Dai numeri venuti fuori ieri dalle urne, c'è qualcosa di più del voto di scambio ad aver pesato sulla sonora sconfitta di Vincenzo Zaccheo: quanti dei voti che lo avevano portato a ridosso di un'affermazione al primo turno sono attribuibili soltanto ai candidati del centrodestra? Tradotto, quanti elettori di centrodestra al primo turno non hanno barrato il nome di Zaccheo limitandosi a indicare sulla scheda elettorale soltanto il nome del consigliere di riferimento? Non aver «letto» quel dato ha probabilmente indotto i grandi elettori moderati a bearsi di una percentuale «sicura» e dormire sonni tranquilli mentre la squadra di Coletta batteva palmo a palmo il territorio in cerca di recuperare lo svantaggio. E c'è anche da scommettere che al «fuoco amico» del primo turno, ieri e l'altro ieri si sia aggiunta, manifestandosi in tutta la sua portata, la debolezza della candidatura di Vincenzo Zaccheo, arrivata tardissimo e mal digerita non soltanto da una quota importante dell'elettorato moderato, ma anche da una parte significativa dei maggiori candidati dei partiti della coalizione di centrodestra. Tutto questo, cioè la sconfitta impartita da Coletta a Zaccheo, non si può ascrivere soltanto alla debolezza del perdente, soprattutto perché la candidatura di Vincenzo Zaccheo, che ha portato alla coalizione il 10% dei consensi complessivamente espressi al primo turno, è stata presa a prestito dai tre partiti Lega, Fratelli d'Italia e Forza Italia, come la migliore delle soluzioni praticabili per affrontare il voto delle amministrative a Latina. In realtà, i vertici dei tre partiti erano ben consapevoli del rischio che avrebbero corso, ma nessuno, da Calandrini a Fazzone e Durigon, si è preso la responsabilità di puntare i piedi e correre anche il rischio di spaccare il centrodestra pur di fare spazio alle candidature di Giovanna Miele o di Alessandro Calvi, candidature a loro volta osteggiate da un gruppo compatto interno a Fratelli d'Italia che avrebbe invece voluto imporre il nome di Matilde Celentano. Ma la responsabilità di questa débacle è soprattutto di Claudio Durigon, perché fondamentalmente sua è stata la gestione della candidatura del centrodestra, sbrigativa nei modi e rovinosa nei tempi, sbagliati anche quelli. Amen.
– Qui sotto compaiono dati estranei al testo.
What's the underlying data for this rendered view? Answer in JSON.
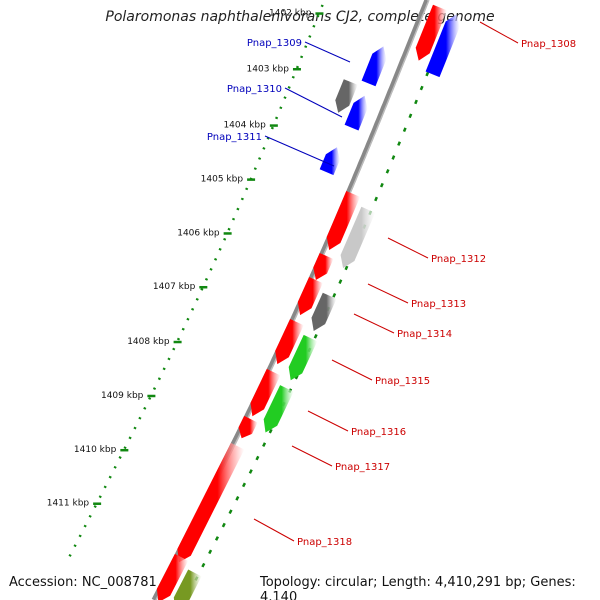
{
  "title": "Polaromonas naphthalenivorans CJ2, complete genome",
  "accession": "Accession: NC_008781",
  "topology": "Topology: circular; Length: 4,410,291 bp; Genes: 4,140",
  "colors": {
    "forward_gene": "#ff0000",
    "reverse_gene": "#0000ff",
    "grey_gene": "#666666",
    "light_grey_gene": "#c8c8c8",
    "green_gene": "#22cc22",
    "olive_gene": "#779922",
    "tick": "#118811",
    "label_red": "#cc0000",
    "label_blue": "#0000bb"
  },
  "kbp_ticks": [
    "1402 kbp",
    "1403 kbp",
    "1404 kbp",
    "1405 kbp",
    "1406 kbp",
    "1407 kbp",
    "1408 kbp",
    "1409 kbp",
    "1410 kbp",
    "1411 kbp"
  ],
  "gene_labels": {
    "left": [
      "Pnap_1309",
      "Pnap_1310",
      "Pnap_1311"
    ],
    "right": [
      "Pnap_1308",
      "Pnap_1312",
      "Pnap_1313",
      "Pnap_1314",
      "Pnap_1315",
      "Pnap_1316",
      "Pnap_1317",
      "Pnap_1318"
    ]
  }
}
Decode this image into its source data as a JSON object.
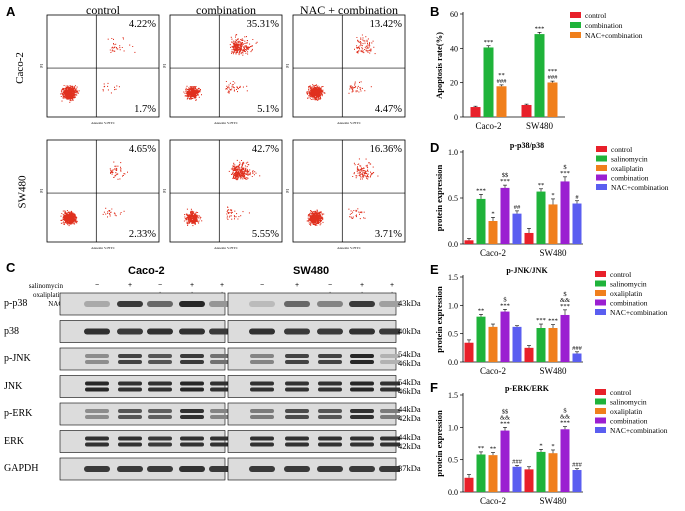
{
  "panel_letters": {
    "A": "A",
    "B": "B",
    "C": "C",
    "D": "D",
    "E": "E",
    "F": "F"
  },
  "flow": {
    "col_titles": [
      "control",
      "combination",
      "NAC + combination"
    ],
    "row_labels": [
      "Caco-2",
      "SW480"
    ],
    "x_axis_label": "Annexin V-FITC",
    "y_axis_label": "PI",
    "quadrant_values": [
      [
        {
          "ur": "4.22%",
          "lr": "1.7%"
        },
        {
          "ur": "35.31%",
          "lr": "5.1%"
        },
        {
          "ur": "13.42%",
          "lr": "4.47%"
        }
      ],
      [
        {
          "ur": "4.65%",
          "lr": "2.33%"
        },
        {
          "ur": "42.7%",
          "lr": "5.55%"
        },
        {
          "ur": "16.36%",
          "lr": "3.71%"
        }
      ]
    ]
  },
  "western": {
    "group_titles": [
      "Caco-2",
      "SW480"
    ],
    "treatments": [
      "salinomycin",
      "oxaliplatin",
      "NAC"
    ],
    "signs": [
      [
        "−",
        "+",
        "−",
        "+",
        "+"
      ],
      [
        "−",
        "−",
        "+",
        "+",
        "+"
      ],
      [
        "−",
        "−",
        "−",
        "−",
        "+"
      ]
    ],
    "proteins": [
      "p-p38",
      "p38",
      "p-JNK",
      "JNK",
      "p-ERK",
      "ERK",
      "GAPDH"
    ],
    "kda": [
      "43kDa",
      "40kDa",
      "54kDa\n46kDa",
      "54kDa\n46kDa",
      "44kDa\n42kDa",
      "44kDa\n42kDa",
      "37kDa"
    ]
  },
  "colors": {
    "control": "#e8202a",
    "salinomycin": "#1fb33a",
    "oxaliplatin": "#f07f1c",
    "combination": "#9b1fd1",
    "nac_combination": "#5a5ef0",
    "flow_dots": "#e0301e"
  },
  "chart_data": [
    {
      "type": "bar",
      "panel": "B",
      "title": "",
      "xlabel": "",
      "ylabel": "Apoptosis rate(%)",
      "ylim": [
        0,
        60
      ],
      "yticks": [
        0,
        20,
        40,
        60
      ],
      "categories": [
        "Caco-2",
        "SW480"
      ],
      "series": [
        {
          "name": "control",
          "values": [
            5.8,
            7.0
          ],
          "errors": [
            0.5,
            0.5
          ],
          "annotations": [
            "",
            ""
          ]
        },
        {
          "name": "combination",
          "values": [
            40.5,
            48.3
          ],
          "errors": [
            1.0,
            1.0
          ],
          "annotations": [
            "***",
            "***"
          ]
        },
        {
          "name": "NAC+combination",
          "values": [
            17.9,
            20.1
          ],
          "errors": [
            0.8,
            0.8
          ],
          "annotations": [
            "**\n###",
            "***\n###"
          ]
        }
      ]
    },
    {
      "type": "bar",
      "panel": "D",
      "title": "p-p38/p38",
      "xlabel": "",
      "ylabel": "protein expression",
      "ylim": [
        0,
        1.0
      ],
      "yticks": [
        0.0,
        0.5,
        1.0
      ],
      "categories": [
        "Caco-2",
        "SW480"
      ],
      "series": [
        {
          "name": "control",
          "values": [
            0.04,
            0.12
          ],
          "errors": [
            0.02,
            0.05
          ],
          "annotations": [
            "",
            ""
          ]
        },
        {
          "name": "salinomycin",
          "values": [
            0.49,
            0.57
          ],
          "errors": [
            0.05,
            0.03
          ],
          "annotations": [
            "***",
            "**"
          ]
        },
        {
          "name": "oxaliplatin",
          "values": [
            0.25,
            0.43
          ],
          "errors": [
            0.04,
            0.06
          ],
          "annotations": [
            "*",
            "*"
          ]
        },
        {
          "name": "combination",
          "values": [
            0.61,
            0.68
          ],
          "errors": [
            0.03,
            0.05
          ],
          "annotations": [
            "$$\n***",
            "$\n***"
          ]
        },
        {
          "name": "NAC+combination",
          "values": [
            0.33,
            0.44
          ],
          "errors": [
            0.03,
            0.03
          ],
          "annotations": [
            "##",
            "#"
          ]
        }
      ]
    },
    {
      "type": "bar",
      "panel": "E",
      "title": "p-JNK/JNK",
      "xlabel": "",
      "ylabel": "protein expression",
      "ylim": [
        0,
        1.5
      ],
      "yticks": [
        0.0,
        0.5,
        1.0,
        1.5
      ],
      "categories": [
        "Caco-2",
        "SW480"
      ],
      "series": [
        {
          "name": "control",
          "values": [
            0.34,
            0.25
          ],
          "errors": [
            0.05,
            0.04
          ],
          "annotations": [
            "",
            ""
          ]
        },
        {
          "name": "salinomycin",
          "values": [
            0.8,
            0.6
          ],
          "errors": [
            0.04,
            0.07
          ],
          "annotations": [
            "**",
            "***"
          ]
        },
        {
          "name": "oxaliplatin",
          "values": [
            0.62,
            0.6
          ],
          "errors": [
            0.05,
            0.06
          ],
          "annotations": [
            "",
            "***"
          ]
        },
        {
          "name": "combination",
          "values": [
            0.89,
            0.83
          ],
          "errors": [
            0.04,
            0.09
          ],
          "annotations": [
            "$\n***",
            "$\n&&\n***"
          ]
        },
        {
          "name": "NAC+combination",
          "values": [
            0.62,
            0.15
          ],
          "errors": [
            0.02,
            0.03
          ],
          "annotations": [
            "",
            "###"
          ]
        }
      ]
    },
    {
      "type": "bar",
      "panel": "F",
      "title": "p-ERK/ERK",
      "xlabel": "",
      "ylabel": "protein expression",
      "ylim": [
        0,
        1.5
      ],
      "yticks": [
        0.0,
        0.5,
        1.0,
        1.5
      ],
      "categories": [
        "Caco-2",
        "SW480"
      ],
      "series": [
        {
          "name": "control",
          "values": [
            0.22,
            0.35
          ],
          "errors": [
            0.05,
            0.04
          ],
          "annotations": [
            "",
            ""
          ]
        },
        {
          "name": "salinomycin",
          "values": [
            0.58,
            0.62
          ],
          "errors": [
            0.04,
            0.04
          ],
          "annotations": [
            "**",
            "*"
          ]
        },
        {
          "name": "oxaliplatin",
          "values": [
            0.57,
            0.6
          ],
          "errors": [
            0.04,
            0.05
          ],
          "annotations": [
            "**",
            "*"
          ]
        },
        {
          "name": "combination",
          "values": [
            0.95,
            0.97
          ],
          "errors": [
            0.05,
            0.04
          ],
          "annotations": [
            "$$\n&&\n***",
            "$\n&&\n***"
          ]
        },
        {
          "name": "NAC+combination",
          "values": [
            0.39,
            0.34
          ],
          "errors": [
            0.02,
            0.02
          ],
          "annotations": [
            "###",
            "###"
          ]
        }
      ]
    }
  ]
}
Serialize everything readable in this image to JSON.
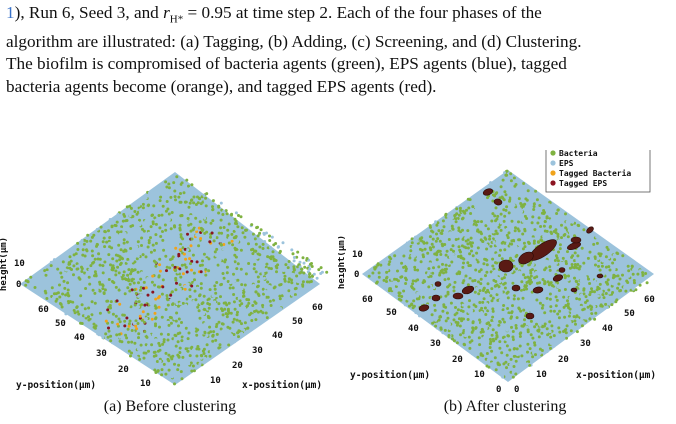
{
  "paragraph": {
    "line1_ref": "1",
    "line1_rest_a": "), Run 6, Seed 3, and ",
    "line1_sym": "r",
    "line1_sub": "H*",
    "line1_rest_b": " = 0.95 at time step 2. Each of the four phases of the",
    "line2": "algorithm are illustrated: (a) Tagging, (b) Adding, (c) Screening, and (d) Clustering.",
    "line3": "The biofilm is compromised of bacteria agents (green), EPS agents (blue), tagged",
    "line4": "bacteria agents become (orange), and tagged EPS agents (red)."
  },
  "colors": {
    "bacteria": "#7fb241",
    "eps": "#9cc3dc",
    "tagged_bacteria": "#f0a31b",
    "tagged_eps": "#8b1421"
  },
  "figure_a": {
    "caption": "(a) Before clustering",
    "zlabel": "height(μm)",
    "ylabel": "y-position(μm)",
    "xlabel": "x-position(μm)",
    "z_ticks": [
      "10",
      "0"
    ],
    "y_ticks": [
      "60",
      "50",
      "40",
      "30",
      "20",
      "10"
    ],
    "x_ticks": [
      "10",
      "20",
      "30",
      "40",
      "50",
      "60"
    ]
  },
  "figure_b": {
    "caption": "(b) After clustering",
    "zlabel": "height(μm)",
    "ylabel": "y-position(μm)",
    "xlabel": "x-position(μm)",
    "z_ticks": [
      "10",
      "0"
    ],
    "y_ticks": [
      "60",
      "50",
      "40",
      "30",
      "20",
      "10",
      "0"
    ],
    "x_ticks": [
      "0",
      "10",
      "20",
      "30",
      "40",
      "50",
      "60"
    ],
    "legend": [
      "Bacteria",
      "EPS",
      "Tagged Bacteria",
      "Tagged EPS"
    ]
  }
}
Quanto al vincitore, per la seconda volta Damiano Coletta fa tesoro degli errori e delle debolezze del centrodestra, e questo non sminuisce la portata della sua affermazione alle urne, neppure se si tratta, come è accaduto, di un'affermazione sostenuta in maniera decisiva dal Partito democratico, e apertamente e fortemente appoggiata da settori moderati che fanno riferimento a esponenti di una destra oggi antizaccheiana. E forse, lo si vedrà più avanti, anche da un pezzo della stessa coalizione di centrodestra. Ma il risultato di ieri non è un colpo di spugna sui cinque anni persi durante l'intera consiliatura appena doppiata, e la domanda regina adesso è la seguente: Coletta comprenderà che è arrivato il momento di cambiare squadra e metodo di gioco, oppure uscirà da questo voto più convinto di prima di essere il migliore dei sindaci possibili? Mezza Latina gli ha perdonato errori, ingenuità, inesperienza, chiusure, superbia e spocchia, ma difficilmente vorrà vederlo ancora barricato nel fortino di Piazza del Popolo con il suo cerchio magico, perché quello che i cittadini esigono da lui è che sia il sindaco di Latina e non il sindaco di Lbc, come ha fatto fino a ieri. Certo, il momento è assai complicato, perché Coletta torna nell'aula consiliare con la carica di sindaco ma con i numeri dell'opposizione. Paradossalmente potrebbe essere proprio questa debolezza a rivelarsi la sua carta vincente se saprà cogliere il senso autentico del risultato del voto, quello del primo turno e quello del ballottaggio. Quale senso e quale lezione? La città si governa coinvolgendo e chiamando la comunità a uno sforzo comune, non respingendo e alzando barriere. E se la regola vale con i cittadini, lo stesso dovrà essere in Consiglio comunale, forse già pronto all'abbraccio. Auguri al nuovo sindaco. Si ricomincia da dove eravamo rimasti.